Moldovan Brands Runway: Aufstrebende Talente, lokale Narrative und europäische Ausrichtung
Bei Temperaturen um die zehn Grad Celsius war der Herbstanfang in Chișinău, der Hauptstadt der Republik Moldau, deutlich spürbar. Vom ersten bis vierten Oktober fand hier die sechste Ausgabe der Moldovan Brands Runway statt. Die Veranstaltung wurde nur wenige Tage nach den Wahlen abgehalten, die die pro-europäische Ausrichtung des Landes bestätigten. Sie spiegelte das Streben Moldaus nach europäischer Integration wider und positionierte Mode als greifbaren Ausdruck dieses Wandels.

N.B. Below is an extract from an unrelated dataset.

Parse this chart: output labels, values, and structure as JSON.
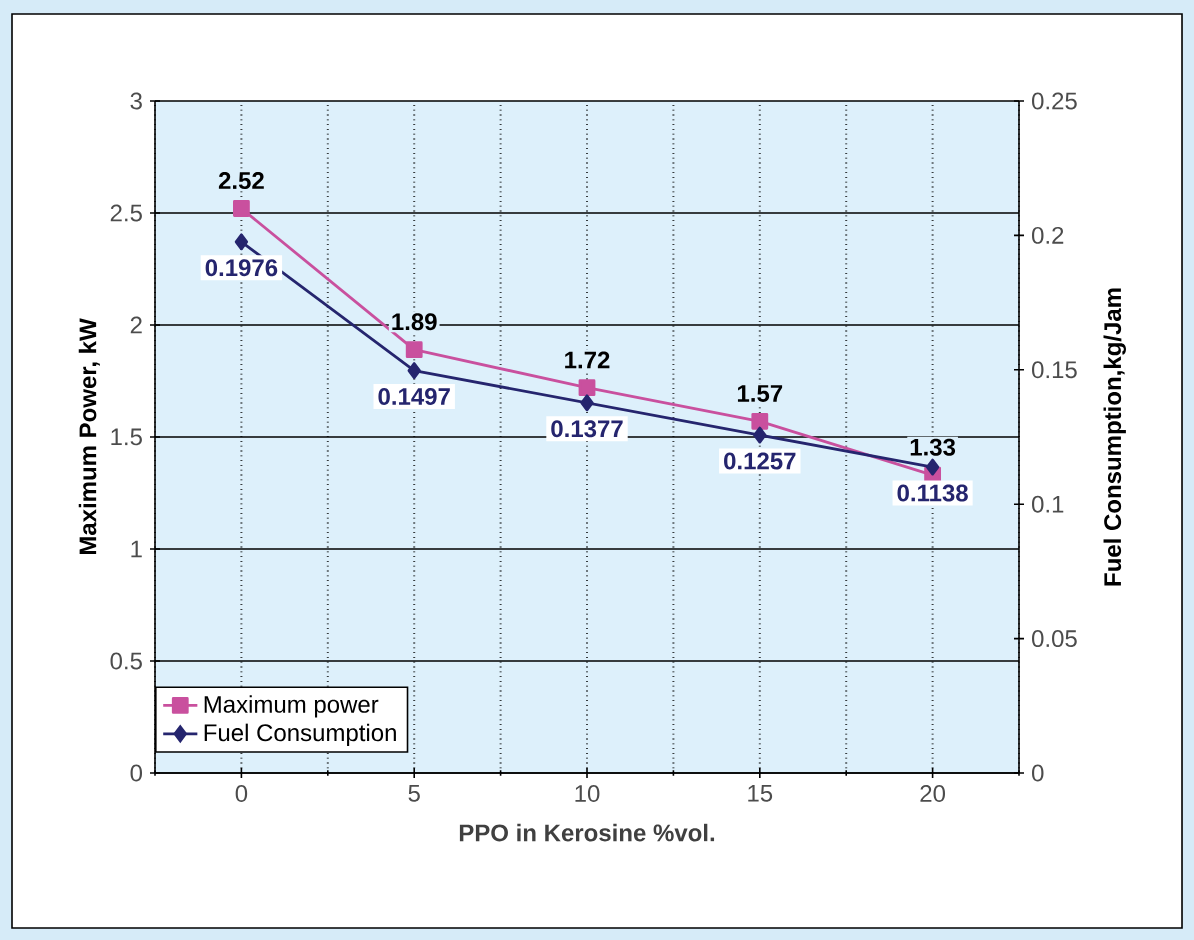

Während das Land im Beitrittsprozess zur Europäischen Union voranschreitet, will es sich als aufstrebendes Zentrum für Investitionen und Kreativität in Osteuropa etablieren. Unterstützt durch 47 Freihandelsabkommen und seine wachsende Rolle als Korridor zur Ukraine, will sich Moldau auch als Nährboden für unabhängige Mode positionieren. Neue ästhetische Narrative sollen hier außerhalb der traditionellen Kreisläufe entstehen.
Inmitten von Betonalleen aus der Sowjetzeit und neoklassizistischen Gebäuden, die der Zeit trotzen, erkunden lokale Designer:innen, Künstler:innen und Unternehmer:innen ihre kulturelle Identität aus einer zeitgenössischen Perspektive. Concept Stores wie Dofamin, Marken wie Ok Kino und kreative Designprojekte wie God Era und Sannat sind heute ein Beweis für die Dynamik einer regionalen Szene, die inmitten von politischem Wandel und sozialen Veränderungen aufblüht.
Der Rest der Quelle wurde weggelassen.